YTVM Studio (YouTube Viral Maker)

Inspiration

The inspiration came from observing the explosion of "faceless" short-form content. While this content is popular, the workflow is fragmented. Creators usually chain 4-5 different tools together:

ChatGPT for scripts
ElevenLabs for audio
Midjourney for images
CapCut for assembly

With the release of Google's Gemini 2.5 and Veo 3.1 models, I realized this entire pipeline could be consolidated into one API ecosystem. I wanted to answer the question: Can a web browser handle the heavy lifting of video production if we offload the asset generation to the cloud?

What it does

YTVM Studio is a professional-grade, browser-based Non-Linear Editor (NLE) designed to automate the creation of YouTube Shorts and TikToks using the latest generative AI models.

Content creation is often a bottleneck of creativity versus technical skill. You might have a great story, but lack the footage, the voiceover talent, or the editing prowess to bring it to life. YTVM Studio bridges that gap. It orchestrates a suite of Google Gemini models to act as your screenwriter, voice actor, cinematographer, and video editor—all within a single React application.

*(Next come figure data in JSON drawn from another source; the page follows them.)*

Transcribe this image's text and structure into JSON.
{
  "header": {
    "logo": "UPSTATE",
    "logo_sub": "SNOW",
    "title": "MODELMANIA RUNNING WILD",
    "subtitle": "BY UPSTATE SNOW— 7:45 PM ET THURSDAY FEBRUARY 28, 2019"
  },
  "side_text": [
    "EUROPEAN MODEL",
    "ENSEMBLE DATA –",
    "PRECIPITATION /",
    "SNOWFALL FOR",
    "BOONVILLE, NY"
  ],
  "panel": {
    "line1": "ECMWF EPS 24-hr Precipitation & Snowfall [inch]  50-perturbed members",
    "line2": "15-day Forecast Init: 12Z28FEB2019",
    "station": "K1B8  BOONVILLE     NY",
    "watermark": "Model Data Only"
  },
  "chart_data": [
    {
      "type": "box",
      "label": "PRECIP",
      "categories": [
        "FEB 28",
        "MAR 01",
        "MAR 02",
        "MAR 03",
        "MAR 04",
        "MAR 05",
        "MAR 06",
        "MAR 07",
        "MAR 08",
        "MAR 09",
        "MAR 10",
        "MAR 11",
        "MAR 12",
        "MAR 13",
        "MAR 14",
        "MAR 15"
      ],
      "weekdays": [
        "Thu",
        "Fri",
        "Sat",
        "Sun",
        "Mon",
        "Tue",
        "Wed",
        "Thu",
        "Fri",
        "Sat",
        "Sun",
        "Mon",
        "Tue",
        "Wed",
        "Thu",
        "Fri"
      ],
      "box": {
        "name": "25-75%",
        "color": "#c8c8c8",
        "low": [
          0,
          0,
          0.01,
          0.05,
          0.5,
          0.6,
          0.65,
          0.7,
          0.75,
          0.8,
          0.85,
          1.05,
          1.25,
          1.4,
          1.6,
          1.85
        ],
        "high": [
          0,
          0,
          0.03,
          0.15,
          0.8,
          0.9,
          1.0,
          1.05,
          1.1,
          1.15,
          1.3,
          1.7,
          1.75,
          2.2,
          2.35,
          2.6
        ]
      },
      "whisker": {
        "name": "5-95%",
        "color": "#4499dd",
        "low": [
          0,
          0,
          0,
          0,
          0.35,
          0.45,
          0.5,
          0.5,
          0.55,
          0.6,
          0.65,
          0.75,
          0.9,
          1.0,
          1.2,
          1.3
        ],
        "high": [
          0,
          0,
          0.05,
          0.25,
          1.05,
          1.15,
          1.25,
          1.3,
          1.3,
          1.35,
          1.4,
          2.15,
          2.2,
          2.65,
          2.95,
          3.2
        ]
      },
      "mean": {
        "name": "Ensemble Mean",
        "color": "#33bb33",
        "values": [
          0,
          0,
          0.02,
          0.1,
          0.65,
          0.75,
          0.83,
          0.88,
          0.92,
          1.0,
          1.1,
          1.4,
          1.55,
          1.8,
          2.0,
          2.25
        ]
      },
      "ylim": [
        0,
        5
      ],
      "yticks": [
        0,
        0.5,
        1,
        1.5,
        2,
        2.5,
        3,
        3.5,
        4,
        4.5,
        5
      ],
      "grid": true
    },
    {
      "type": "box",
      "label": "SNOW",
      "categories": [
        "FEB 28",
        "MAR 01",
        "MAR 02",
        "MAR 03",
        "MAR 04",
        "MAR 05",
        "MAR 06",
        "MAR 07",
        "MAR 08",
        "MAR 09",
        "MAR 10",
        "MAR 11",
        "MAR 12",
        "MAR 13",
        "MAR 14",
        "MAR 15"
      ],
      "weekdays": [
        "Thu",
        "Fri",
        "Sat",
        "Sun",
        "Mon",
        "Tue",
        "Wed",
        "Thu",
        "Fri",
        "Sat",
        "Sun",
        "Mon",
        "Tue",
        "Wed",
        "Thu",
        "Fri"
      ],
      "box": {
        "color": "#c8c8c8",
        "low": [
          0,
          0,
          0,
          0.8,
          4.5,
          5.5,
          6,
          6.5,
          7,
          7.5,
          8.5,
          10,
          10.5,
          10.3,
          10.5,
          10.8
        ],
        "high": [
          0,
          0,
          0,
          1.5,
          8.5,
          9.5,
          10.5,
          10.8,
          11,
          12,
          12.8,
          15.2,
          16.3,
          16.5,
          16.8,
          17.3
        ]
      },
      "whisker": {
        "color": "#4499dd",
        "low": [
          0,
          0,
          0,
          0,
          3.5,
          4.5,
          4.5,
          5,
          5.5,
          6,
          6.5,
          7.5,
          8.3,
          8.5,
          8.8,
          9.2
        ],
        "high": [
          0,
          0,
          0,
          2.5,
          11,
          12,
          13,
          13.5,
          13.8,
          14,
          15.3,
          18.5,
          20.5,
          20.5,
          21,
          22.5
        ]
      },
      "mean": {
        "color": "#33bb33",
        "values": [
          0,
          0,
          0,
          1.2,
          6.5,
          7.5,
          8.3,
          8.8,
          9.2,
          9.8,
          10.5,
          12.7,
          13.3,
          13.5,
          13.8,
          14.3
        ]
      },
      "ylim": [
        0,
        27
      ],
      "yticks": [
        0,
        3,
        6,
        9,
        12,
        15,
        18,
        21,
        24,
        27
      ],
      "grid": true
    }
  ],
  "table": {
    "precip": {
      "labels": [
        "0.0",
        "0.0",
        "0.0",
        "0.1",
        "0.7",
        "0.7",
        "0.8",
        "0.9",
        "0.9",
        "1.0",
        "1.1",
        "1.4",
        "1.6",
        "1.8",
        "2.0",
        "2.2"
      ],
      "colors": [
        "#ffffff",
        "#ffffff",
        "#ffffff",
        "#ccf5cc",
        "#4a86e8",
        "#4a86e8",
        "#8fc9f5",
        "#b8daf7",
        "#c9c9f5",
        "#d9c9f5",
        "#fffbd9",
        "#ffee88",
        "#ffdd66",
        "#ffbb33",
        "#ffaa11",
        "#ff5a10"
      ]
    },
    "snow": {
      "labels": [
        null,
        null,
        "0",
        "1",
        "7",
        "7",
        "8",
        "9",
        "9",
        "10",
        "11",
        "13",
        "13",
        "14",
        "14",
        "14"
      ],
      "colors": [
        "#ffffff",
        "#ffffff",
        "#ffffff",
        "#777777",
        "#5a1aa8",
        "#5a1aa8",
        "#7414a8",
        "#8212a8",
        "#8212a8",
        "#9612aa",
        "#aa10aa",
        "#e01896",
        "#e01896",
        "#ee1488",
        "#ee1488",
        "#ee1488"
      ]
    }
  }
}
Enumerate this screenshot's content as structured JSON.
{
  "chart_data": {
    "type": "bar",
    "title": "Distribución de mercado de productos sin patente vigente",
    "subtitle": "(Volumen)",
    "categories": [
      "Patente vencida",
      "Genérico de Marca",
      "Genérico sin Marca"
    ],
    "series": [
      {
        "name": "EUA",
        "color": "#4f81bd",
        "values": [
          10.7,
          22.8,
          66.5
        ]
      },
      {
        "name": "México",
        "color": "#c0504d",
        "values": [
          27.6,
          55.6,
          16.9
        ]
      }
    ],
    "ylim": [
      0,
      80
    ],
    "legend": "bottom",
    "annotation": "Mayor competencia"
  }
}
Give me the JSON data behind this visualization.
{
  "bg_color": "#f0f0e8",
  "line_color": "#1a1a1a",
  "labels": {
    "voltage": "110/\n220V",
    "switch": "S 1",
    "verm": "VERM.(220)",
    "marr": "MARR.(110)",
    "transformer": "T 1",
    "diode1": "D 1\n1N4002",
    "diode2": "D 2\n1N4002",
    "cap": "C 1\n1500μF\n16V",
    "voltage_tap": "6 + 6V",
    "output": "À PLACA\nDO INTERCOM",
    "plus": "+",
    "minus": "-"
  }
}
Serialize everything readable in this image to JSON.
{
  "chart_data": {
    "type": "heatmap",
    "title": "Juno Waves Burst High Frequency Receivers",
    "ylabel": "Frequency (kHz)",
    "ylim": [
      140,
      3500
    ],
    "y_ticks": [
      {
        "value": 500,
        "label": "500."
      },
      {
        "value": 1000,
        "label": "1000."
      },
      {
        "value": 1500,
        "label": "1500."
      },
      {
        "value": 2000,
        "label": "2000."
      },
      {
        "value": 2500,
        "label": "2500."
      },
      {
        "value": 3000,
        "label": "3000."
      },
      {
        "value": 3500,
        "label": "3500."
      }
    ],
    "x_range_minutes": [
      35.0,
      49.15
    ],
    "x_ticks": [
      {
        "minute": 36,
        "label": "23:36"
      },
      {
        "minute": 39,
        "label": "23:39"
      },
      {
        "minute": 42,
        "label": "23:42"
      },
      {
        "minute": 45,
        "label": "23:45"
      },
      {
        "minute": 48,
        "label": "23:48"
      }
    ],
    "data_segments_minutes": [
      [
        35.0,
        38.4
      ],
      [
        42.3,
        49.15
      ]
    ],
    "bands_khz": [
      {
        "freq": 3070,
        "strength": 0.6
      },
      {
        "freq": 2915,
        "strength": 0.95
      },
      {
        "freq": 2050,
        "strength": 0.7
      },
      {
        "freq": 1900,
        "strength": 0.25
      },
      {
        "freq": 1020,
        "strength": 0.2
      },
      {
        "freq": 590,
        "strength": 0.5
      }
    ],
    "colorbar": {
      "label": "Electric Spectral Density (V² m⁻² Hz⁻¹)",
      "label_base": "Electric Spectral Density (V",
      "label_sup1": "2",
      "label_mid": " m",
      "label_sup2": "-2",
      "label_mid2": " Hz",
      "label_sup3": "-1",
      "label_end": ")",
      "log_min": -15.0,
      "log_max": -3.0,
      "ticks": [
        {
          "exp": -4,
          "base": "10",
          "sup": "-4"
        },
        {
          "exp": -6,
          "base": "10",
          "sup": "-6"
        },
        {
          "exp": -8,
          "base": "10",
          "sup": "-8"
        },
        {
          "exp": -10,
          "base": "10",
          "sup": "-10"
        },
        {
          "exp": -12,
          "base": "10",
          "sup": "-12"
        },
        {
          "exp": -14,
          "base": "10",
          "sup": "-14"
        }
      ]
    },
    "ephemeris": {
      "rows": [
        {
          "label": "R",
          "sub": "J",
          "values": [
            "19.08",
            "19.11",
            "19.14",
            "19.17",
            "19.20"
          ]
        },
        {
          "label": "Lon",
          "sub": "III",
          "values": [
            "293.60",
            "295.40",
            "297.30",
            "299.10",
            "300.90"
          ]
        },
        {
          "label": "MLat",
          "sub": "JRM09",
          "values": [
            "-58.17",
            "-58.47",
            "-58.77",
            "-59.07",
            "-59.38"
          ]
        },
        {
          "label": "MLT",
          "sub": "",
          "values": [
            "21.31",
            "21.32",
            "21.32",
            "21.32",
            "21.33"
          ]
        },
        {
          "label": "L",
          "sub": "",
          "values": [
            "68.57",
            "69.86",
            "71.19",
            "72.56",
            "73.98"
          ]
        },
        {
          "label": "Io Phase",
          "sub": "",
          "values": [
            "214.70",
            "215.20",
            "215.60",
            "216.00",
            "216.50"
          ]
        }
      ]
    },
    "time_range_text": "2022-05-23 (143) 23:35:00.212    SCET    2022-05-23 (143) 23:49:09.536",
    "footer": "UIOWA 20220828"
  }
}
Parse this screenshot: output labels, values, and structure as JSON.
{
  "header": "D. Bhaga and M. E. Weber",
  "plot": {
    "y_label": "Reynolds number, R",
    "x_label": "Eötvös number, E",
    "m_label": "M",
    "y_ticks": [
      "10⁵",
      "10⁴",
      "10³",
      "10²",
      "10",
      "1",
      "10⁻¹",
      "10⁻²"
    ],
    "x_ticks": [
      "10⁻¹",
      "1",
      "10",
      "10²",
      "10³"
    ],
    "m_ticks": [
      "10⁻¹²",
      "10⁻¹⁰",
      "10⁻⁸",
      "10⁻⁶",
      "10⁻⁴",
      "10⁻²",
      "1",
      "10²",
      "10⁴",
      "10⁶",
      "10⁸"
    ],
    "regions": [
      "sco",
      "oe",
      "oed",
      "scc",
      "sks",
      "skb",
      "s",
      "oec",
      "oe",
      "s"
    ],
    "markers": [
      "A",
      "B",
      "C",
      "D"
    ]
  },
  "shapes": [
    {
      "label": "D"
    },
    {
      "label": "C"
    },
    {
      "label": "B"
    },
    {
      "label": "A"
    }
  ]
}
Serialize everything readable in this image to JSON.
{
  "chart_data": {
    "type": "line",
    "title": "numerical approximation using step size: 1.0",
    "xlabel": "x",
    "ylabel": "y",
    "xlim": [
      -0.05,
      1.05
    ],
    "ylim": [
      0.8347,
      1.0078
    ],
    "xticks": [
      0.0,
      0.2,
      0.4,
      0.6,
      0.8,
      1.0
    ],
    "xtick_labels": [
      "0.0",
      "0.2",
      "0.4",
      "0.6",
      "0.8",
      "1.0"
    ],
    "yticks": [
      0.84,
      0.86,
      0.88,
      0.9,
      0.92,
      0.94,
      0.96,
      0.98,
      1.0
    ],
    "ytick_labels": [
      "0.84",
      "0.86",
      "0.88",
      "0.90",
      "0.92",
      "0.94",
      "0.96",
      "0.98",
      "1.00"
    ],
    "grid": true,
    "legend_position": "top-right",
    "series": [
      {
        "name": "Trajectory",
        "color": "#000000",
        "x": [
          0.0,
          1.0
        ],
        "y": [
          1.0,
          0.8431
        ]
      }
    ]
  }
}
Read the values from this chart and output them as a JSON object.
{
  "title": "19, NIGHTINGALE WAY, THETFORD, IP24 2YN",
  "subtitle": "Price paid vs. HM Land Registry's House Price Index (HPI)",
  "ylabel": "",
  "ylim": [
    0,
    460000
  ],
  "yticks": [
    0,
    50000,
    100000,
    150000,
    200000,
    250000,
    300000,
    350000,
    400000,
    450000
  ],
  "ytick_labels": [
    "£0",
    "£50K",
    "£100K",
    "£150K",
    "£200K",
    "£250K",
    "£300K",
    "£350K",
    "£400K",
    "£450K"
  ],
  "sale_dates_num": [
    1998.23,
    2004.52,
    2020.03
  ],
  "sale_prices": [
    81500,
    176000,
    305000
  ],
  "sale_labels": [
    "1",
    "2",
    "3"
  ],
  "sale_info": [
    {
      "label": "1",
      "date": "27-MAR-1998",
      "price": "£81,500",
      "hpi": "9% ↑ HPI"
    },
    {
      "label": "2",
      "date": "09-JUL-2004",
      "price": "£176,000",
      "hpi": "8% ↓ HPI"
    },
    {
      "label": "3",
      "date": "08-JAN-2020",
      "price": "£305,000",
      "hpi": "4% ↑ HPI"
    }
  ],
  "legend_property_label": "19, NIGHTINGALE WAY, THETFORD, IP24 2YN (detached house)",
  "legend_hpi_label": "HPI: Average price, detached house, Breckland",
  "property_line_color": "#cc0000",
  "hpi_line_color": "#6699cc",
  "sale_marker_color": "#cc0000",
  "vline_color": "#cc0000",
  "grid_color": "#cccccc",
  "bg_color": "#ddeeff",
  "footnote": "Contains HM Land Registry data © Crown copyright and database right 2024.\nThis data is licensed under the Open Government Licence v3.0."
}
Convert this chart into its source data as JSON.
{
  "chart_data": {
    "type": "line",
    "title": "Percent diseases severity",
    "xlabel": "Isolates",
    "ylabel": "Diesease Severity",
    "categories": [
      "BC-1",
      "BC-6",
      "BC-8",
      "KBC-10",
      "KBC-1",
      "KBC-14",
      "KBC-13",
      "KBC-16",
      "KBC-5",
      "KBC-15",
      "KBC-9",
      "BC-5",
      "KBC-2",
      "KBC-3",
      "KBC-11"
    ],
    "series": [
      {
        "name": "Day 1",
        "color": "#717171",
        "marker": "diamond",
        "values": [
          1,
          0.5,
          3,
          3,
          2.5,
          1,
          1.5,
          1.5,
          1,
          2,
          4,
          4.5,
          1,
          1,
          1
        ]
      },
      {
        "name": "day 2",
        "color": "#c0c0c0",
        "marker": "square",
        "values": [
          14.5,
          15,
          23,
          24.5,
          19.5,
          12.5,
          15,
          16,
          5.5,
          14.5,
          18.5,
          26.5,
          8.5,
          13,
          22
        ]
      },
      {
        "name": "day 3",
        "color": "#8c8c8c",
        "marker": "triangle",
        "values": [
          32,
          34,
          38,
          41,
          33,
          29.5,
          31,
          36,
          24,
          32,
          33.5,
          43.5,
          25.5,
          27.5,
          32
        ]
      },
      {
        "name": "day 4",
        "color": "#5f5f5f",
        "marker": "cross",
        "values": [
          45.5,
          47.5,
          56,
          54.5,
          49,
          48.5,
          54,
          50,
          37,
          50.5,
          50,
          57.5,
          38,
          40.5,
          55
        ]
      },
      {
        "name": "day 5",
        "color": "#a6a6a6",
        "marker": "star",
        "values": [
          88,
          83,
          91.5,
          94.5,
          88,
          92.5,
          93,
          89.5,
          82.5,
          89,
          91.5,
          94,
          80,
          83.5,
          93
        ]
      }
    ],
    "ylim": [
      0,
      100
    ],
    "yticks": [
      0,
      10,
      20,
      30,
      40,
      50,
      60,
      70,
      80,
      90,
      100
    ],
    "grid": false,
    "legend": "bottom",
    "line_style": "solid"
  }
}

Instead of a black-box generator, I built a full Studio Interface. It allows users to refine scripts, regenerate specific scenes, adjust timing on a timeline, and export a polished MP4, proving that AI tools can offer granular control alongside automation.

How we built it

The application is built on React 19 and TypeScript, leveraging the new @google/genai SDK. The architecture follows a strict unidirectional data flow, treating the video project as a state machine.

The AI Pipeline

The core logic relies on a "Chained Generation" pattern:

Scripting: Gemini 3 Flash refines raw ideas into viral hooks.
Audio Synthesis: Gemini 2.5 Flash Native Audio generates the narration. Crucially, I decode the raw PCM audio in the browser to calculate exact durations to the millisecond:

$$ D_{ms} = \frac{N}{f_s} \times 1000 $$

Where ( f_s ) is the sample rate in Hz.

Scene Segmentation: The AI analyzes the audio duration and script to output a JSON breakdown of scenes.
Visual Generation: Depending on user settings, the app calls either Gemini 2.5 Flash Image for static assets or Veo 3.1 for generated video clips.

The Rendering Engine

I avoided using server-side rendering (FFmpeg) to keep costs low and privacy high. Instead, I built a client-side compositing engine using the HTML5 Canvas API and the Web Audio API.

When the user clicks "Export," the app enters a "Frame-Perfect Rendering" mode. It steps through the timeline frame by frame (at 30fps), draws the active images/videos to a hidden canvas, applies GlobalCompositeOperation for transitions (fades, slides), and captures the stream using the MediaRecorder API.

Challenges we ran into

1. The Storage Quota Trap Early in development, I stored project data in localStorage. Since the app generates base64 images and audio files, I hit the 5MB storage limit almost immediately, causing the app to crash.

Solution: I migrated the persistence layer to IndexedDB. This allows the app to store gigabytes of generated assets locally on the user's device, enabling a true "offline-first" experience for project management.

2. Video Export Synchronization Syncing visual transitions with audio in a browser is notoriously difficult due to JavaScript's single-threaded event loop. setTimeout is not precise enough for video.

Solution: I implemented a custom render loop based on requestAnimationFrame for previews, and a deterministic loop for exporting. For the export, I manually mix the audio buffers using an OfflineAudioContext (or synchronized MediaStreamDestination) to ensure the audio and video tracks line up perfectly in the final MP4.

3. Context Window & Consistency Ensuring the AI understands the visual style across 7 different scenes was tough.

Solution: I engineered a prompt injection system where the Project Settings (Visual Style, Mood) are appended to every individual scene generation request, ensuring character and aesthetic consistency throughout the video.

What we learned

Building YTVM Studio taught me that the browser is capable of incredibly complex media manipulation if you use the right APIs.

IndexedDB is essential for modern AI apps that handle media.
Gemini's Native Audio is a game changer. Skipping the external TTS services reduced latency and complexity significantly.
Veo 3.1 requires patience. Handling long-running asynchronous operations (video generation) requires robust UI feedback (progress bars, polling mechanisms) to keep the user engaged.